When the rousing "Washington Post March" was composed by John Philip Sousa in 1889, it became an instant hit and remains a mainstay of bands today.
But the Post wasn't alone. Some 65 newspapers and press organizations, including The Sun, had marches dedicated to them in the 19th century heyday of concert bands.
In fact, there was hardly a business or civic organization that didn't have its own march.
Most of those tunes haven't been heard for decades. But Dana Rothlisberger, Towson State University's band director, plans to bring some of Baltimore's long-forgotten toe-tappers back to life on April 28 at the school's annual spring concert.
Dr. Rothlisberger will continue an old tradition. In 1860, Baltimore's municipal band and orchestra were the country's first and earned the city the title "Cradle of Municipal Music."
"My idea over the last year has been to re-create the programming from those old concerts," said Dr. Rothlisberger. "It will be eclectic, with concert music interspersed with these marches the same way Sousa did it."
In the grand era of band music, concerts were among the most popular forms of public entertainment.
Hundreds of new tunes were composed every year.
Marches really took off around 1890 with the introduction of the two-step, which was danced to the march tunes.

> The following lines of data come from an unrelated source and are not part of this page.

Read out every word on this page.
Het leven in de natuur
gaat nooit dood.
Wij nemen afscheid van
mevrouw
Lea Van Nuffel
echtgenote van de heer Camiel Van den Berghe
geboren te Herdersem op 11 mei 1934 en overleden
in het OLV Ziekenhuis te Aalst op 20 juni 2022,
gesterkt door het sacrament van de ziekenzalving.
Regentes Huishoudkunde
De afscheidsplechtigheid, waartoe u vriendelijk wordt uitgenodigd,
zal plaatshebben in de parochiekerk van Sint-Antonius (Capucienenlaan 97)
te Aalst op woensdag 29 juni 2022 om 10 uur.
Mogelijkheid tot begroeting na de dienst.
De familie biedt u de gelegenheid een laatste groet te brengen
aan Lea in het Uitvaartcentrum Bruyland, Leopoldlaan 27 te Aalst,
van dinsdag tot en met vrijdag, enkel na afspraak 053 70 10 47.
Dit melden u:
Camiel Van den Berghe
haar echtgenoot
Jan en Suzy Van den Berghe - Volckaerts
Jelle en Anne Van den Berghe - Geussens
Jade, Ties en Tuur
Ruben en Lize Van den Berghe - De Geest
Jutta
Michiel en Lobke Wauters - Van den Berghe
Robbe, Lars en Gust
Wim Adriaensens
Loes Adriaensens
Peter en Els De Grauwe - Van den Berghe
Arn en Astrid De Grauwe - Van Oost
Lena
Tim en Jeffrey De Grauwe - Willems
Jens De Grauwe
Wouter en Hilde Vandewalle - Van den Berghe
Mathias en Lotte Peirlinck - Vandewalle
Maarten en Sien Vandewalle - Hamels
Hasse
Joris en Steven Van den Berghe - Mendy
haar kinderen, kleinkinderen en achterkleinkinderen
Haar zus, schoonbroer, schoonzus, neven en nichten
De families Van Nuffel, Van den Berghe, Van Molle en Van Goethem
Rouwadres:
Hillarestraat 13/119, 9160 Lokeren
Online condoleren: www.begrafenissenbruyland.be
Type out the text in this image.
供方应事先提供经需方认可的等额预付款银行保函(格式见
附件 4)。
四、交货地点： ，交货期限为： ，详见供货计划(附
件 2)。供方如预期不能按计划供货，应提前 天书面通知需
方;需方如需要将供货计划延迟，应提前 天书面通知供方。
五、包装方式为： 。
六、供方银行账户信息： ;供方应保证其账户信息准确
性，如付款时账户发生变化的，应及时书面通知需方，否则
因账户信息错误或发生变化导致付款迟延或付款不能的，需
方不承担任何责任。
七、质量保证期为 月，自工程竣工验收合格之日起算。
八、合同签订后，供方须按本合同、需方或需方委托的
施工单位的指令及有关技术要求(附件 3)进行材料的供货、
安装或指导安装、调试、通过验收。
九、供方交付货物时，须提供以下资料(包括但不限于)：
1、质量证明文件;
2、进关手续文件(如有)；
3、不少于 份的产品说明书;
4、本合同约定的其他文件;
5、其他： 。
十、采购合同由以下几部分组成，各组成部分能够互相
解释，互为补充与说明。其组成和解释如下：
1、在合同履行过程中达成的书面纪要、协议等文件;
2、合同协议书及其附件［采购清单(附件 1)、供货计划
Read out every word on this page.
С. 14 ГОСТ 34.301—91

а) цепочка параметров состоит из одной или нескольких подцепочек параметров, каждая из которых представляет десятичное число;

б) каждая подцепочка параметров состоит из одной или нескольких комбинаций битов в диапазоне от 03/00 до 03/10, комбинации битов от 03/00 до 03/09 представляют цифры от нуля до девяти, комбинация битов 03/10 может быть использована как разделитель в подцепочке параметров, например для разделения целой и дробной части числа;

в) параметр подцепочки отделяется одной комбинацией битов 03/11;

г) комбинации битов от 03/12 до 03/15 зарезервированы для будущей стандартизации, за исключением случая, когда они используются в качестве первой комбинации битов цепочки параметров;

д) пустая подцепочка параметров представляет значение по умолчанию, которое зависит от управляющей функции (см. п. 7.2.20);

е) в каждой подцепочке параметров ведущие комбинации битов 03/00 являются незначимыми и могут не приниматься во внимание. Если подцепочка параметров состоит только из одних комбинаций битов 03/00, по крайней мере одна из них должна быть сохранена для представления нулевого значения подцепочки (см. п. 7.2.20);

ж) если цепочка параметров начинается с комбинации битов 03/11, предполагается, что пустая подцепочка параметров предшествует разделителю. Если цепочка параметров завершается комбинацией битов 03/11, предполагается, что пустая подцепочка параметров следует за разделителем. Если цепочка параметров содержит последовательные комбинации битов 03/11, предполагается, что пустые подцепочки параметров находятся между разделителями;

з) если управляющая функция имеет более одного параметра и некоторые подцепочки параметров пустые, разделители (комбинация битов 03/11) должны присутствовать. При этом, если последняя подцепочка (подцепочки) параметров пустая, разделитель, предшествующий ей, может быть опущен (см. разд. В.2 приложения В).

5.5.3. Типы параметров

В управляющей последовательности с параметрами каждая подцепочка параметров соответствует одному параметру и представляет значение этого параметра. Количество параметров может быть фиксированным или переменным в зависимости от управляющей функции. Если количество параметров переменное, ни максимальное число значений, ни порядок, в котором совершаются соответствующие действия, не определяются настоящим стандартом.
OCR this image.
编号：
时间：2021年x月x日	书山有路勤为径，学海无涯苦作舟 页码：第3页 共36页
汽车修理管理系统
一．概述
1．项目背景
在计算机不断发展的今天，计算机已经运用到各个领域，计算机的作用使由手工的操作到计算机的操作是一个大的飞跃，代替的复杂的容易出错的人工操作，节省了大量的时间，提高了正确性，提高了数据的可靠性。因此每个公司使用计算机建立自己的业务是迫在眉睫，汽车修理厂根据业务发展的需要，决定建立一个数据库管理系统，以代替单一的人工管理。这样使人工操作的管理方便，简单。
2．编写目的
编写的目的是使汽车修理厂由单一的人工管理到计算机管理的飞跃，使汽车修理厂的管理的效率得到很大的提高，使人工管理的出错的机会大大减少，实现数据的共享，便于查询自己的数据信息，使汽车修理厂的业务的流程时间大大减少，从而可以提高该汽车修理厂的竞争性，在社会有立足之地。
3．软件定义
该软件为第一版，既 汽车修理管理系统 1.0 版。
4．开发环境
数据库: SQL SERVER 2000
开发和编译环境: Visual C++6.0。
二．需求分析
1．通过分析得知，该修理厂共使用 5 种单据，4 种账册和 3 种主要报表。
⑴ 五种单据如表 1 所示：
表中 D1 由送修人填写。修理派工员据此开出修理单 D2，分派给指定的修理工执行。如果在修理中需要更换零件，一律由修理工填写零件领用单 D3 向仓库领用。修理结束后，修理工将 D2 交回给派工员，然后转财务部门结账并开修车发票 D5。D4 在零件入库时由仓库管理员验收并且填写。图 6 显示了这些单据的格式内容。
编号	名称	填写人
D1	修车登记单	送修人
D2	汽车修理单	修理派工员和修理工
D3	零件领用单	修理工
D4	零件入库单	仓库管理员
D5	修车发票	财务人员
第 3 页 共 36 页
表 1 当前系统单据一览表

"We knew that two of the most popular newspaper marches were the Chicago Tribune and Washington Post marches, but we wanted to see what there might be about Baltimore," said Dr. Rothlisberger.
His friend, Bill Rehrig, music director at Franklin Middle School and compiler of a band music encyclopedia, unearthed four Baltimore marches. Besides two Sun marches, he found "Baltimore's Boast," by Russell Alexander, one of the era's best circus-music composers; and "The Baltimore Centennial March," composed in 1896 by Victor Herbert, the military bandmaster who won fame with operettas such as "Babes in Toyland" and "Naughty Marietta."
W. Paris Chambers, who directed the Great Southern Band in Baltimore during band music's heyday, wrote the first "Baltimore Sun March," which was published in 1888, the newspaper's 50th year. Ten years later, Annibale Buglione, a Sicilian immigrant who spent his career here as an Army bandmaster, wrote the second Sun march, most likely to capitalize on the popularity of the Post march.
Composers cranked out the marches rapidly, titling them in honor of people and organizations, knowing the sheet music "would sell like hot cakes" and make money, Mr. Rehrig said.
Many of the marches were actually written for piano to accompany the two-step and "never saw the light of day with a band," he added.
Once the dance craze subsided, so did the frantic production of marches. Playing it now presents a challenge to Dr. Rothlisberger, who got the music from Mr. Rehrig and is having it transcribed for his 55-member concert band with the assistance of a computer.
For example, the old E-flat coronet parts must be adapted for modern B-flat trumpets. And alto horn parts must be transposed for today's French horns.
"We change the key to the different instruments so it will sound right when we play," he said.
In the old days, each instrument's part had to be copied and engraved on printing plates.
Now, with a laser printer and a computer program to change the keys, the whole process is virtually automatic, Dr. Rothlisberger said.
Dr. Rothlisberger said he came up with the idea of re-creating old-time concert band programming after hearing historical papers delivered at professional conventions.
He used the format at last year's concert, which focused on the work of Patrick S. Gilmore, an Irish immigrant considered the father of the modern band and Sousa's model.
Baltimore remains "one of the great cities for summer band concerts," he said. This summer the city band will play its 133rd season of park concerts.